The problem with this is that it contradicts some of our recent work. Perhaps ‘contradicts’ isn’t the right word but given our tendency to be early- often significantly early- on trend changes we thought we would at least make an attempt to explain how this might impact our thesis.

Our view has been that the defensive stocks would outperform until the markets make a ‘cyclical pivot’. The pivot would include falling bond prices and rising interest rates as well as strength in economically sensitive asset prices. Fair enough.

The issue isn’t whether a pivot will occur but rather when it will show up. If we take the post-1995 example literally the argument may well be that this will not take place for another… two years.

Below is a chart of the TBond futures and the ratio between copper futures and the TBond futures from 2010 to the present day. Below is the same comparison from 1994 into 1998.

If we can line up the dollar in 1995 with the dollar in 2011 then the same might be true for the bond market. If the trend began around the start of 1995 in response to rising bonds and falling copper prices then the same thing could be true for the first quarter of 2011.

The point? Following the start of the trend in 1995 the cyclical pivot was not reached until the autumn of 1998 and that lines up with something closer to the end of 2014.

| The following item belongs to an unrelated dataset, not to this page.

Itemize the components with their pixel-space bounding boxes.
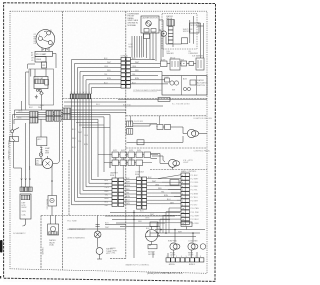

Below is a chart of Microsoft and Intel from 1994- 2000 scaled in semi-log. Notice that the trend began in 1995 so much of what happened through the Nasdaq’s ‘bubble’ in 1999 was late-cycle ‘catch up’ by related sectors. In other words the basic trend began in 1995 and continued until virtually everything related to tech and telecom went parabolic. The final stage went with rising interest rates over the cycle’s final 15 to 18 months.